Time marches on, and developers have started writing larger and more complex applications. Artificial intelligence and machine learning capabilities are starting to see traction, and low-code and no-code tools increase the developer’s ability to build more complex applications. These tools, as illustrated in Figure 3, enhance the capabilities of other development tools, continuing the trend of allowing less code to accomplish more. They also open up development to less experienced developers. Now, someone without direct, focused training as a developer can build applications that perform advanced tasks. The age of the citizen developer is born.
IDG
Figure 3. Modern development tooling.
There is nothing fundamentally new or novel about the citizen developer. It’s just the latest iteration in the evolution of the software developer’s role. There’s nothing in this progression of software development that makes low-code or no-code any more or less dangerous, more or less secure, more or less useful, than any of the other development improvements that came before it.
Saying that low-code and no-code tools are fundamentally less secure or less useful or less safe than earlier tools is hypocritical. They are an evolving set of tools that all enterprises need and will depend on as we move forward.
Low-code shall overcome
If low-code doesn’t differ from other development environment improvements, then why is there so much hype against low-code?
It’s not unusual or unexpected. In their day, each of these new layers confronted the same pushbacks. It wasn’t so long ago that we “didn’t dare” consider the cloud for enterprise IT usage, or consider using React for a serious enterprise application. I also remember the days when Java was the only language considered safe enough for enterprise IT development.
And what about the worry that low-code enables shadow IT? Well, it wasn’t so long ago when cloud computing was considered shadow IT, or when a “new and novel platform” such as Ruby on Rails or React could only be used in non-official applications.
Low-code, no-code, and AI-assisted development tools are here to stay, and they will continue to grow in importance. Enterprise IT departments and enterprise security departments will be behind the times unless they reach forward and help drive the growth of these platforms, rather than drag their heels and hope they go away.

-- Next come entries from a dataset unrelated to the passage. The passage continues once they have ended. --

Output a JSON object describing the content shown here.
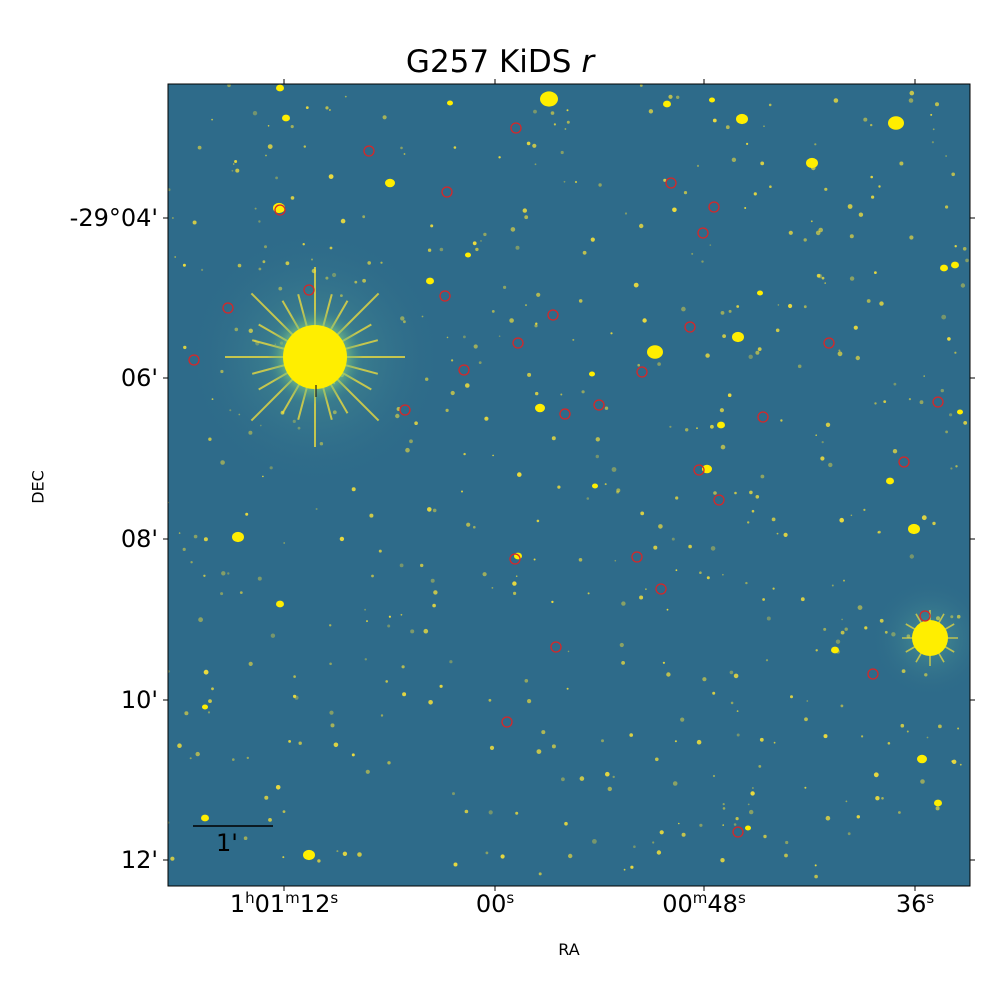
{
  "title": {
    "text": "G257 KiDS ",
    "band": "r"
  },
  "axes": {
    "xlabel": "RA",
    "ylabel": "DEC",
    "y_ticks": [
      "-29°04'",
      "06'",
      "08'",
      "10'",
      "12'"
    ],
    "x_ticks": [
      {
        "h": "1",
        "hu": "h",
        "m": "01",
        "mu": "m",
        "s": "12",
        "su": "s"
      },
      {
        "h": "",
        "hu": "",
        "m": "",
        "mu": "",
        "s": "00",
        "su": "s"
      },
      {
        "h": "",
        "hu": "",
        "m": "00",
        "mu": "m",
        "s": "48",
        "su": "s"
      },
      {
        "h": "",
        "hu": "",
        "m": "",
        "mu": "",
        "s": "36",
        "su": "s"
      }
    ]
  },
  "scale_bar": {
    "label": "1'"
  },
  "colors": {
    "sky_background": "#2e6b8a",
    "source": "#f5e13a",
    "source_core": "#ffee00",
    "marker_ring": "#d62728"
  },
  "image_content": {
    "description_type": "astronomical r-band image",
    "marked_sources_count": 40
  }
}
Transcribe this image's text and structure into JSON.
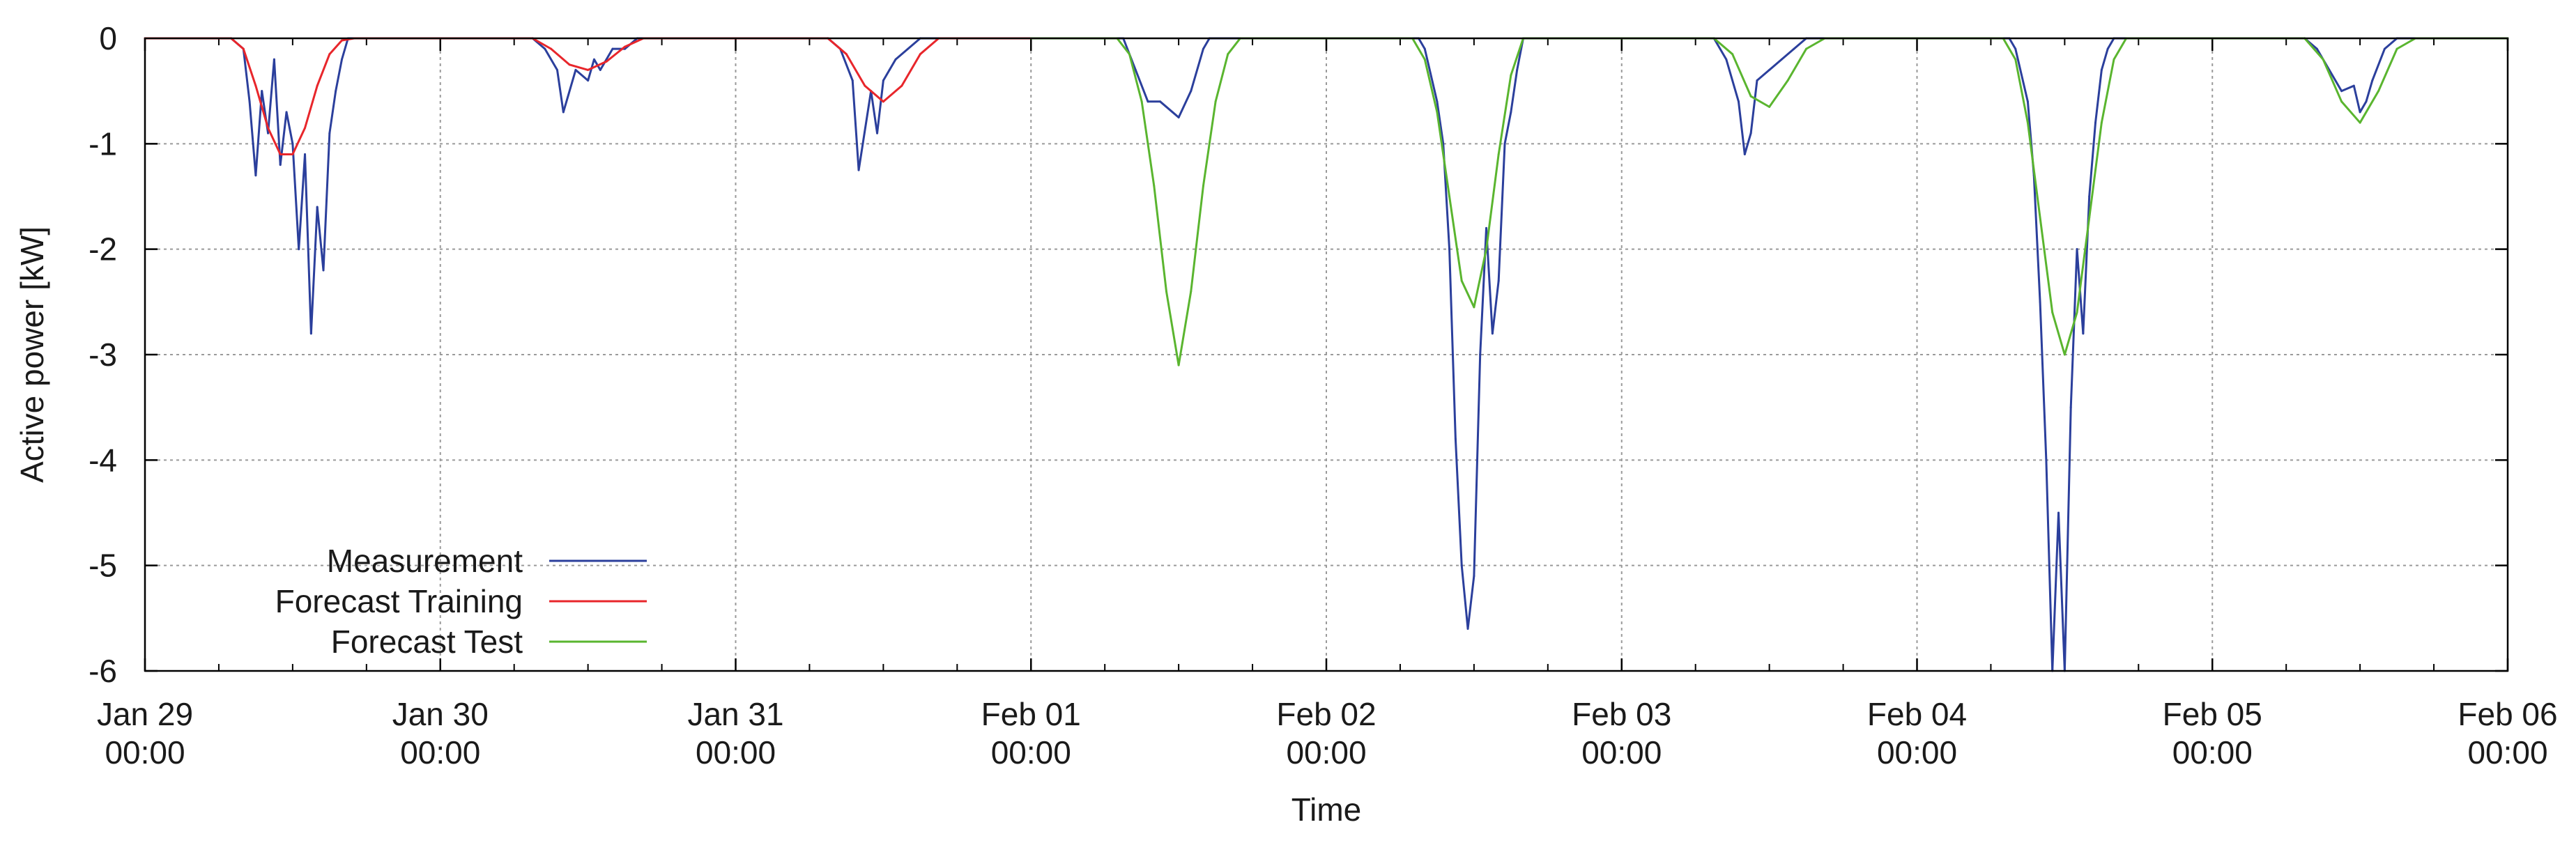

Handled appropriately, low-code poses no additional security risk over any other platform, system, or development environment. It gives you no more operational risk or unmanaged cost. The key is to handle it appropriately. If low-code is allowed to become a vessel for shadow IT, then it can be just as insecure as any other shadow IT project. If low-code is allowed to become unmonitored and uncontrolled, then it can be just as insecure as any other unmonitored and uncontrolled process.
Low-code development tools and platforms have matured to the point where they can be trusted. This is especially true when running with high-quality, enterprise-grade low-code systems from established vendors.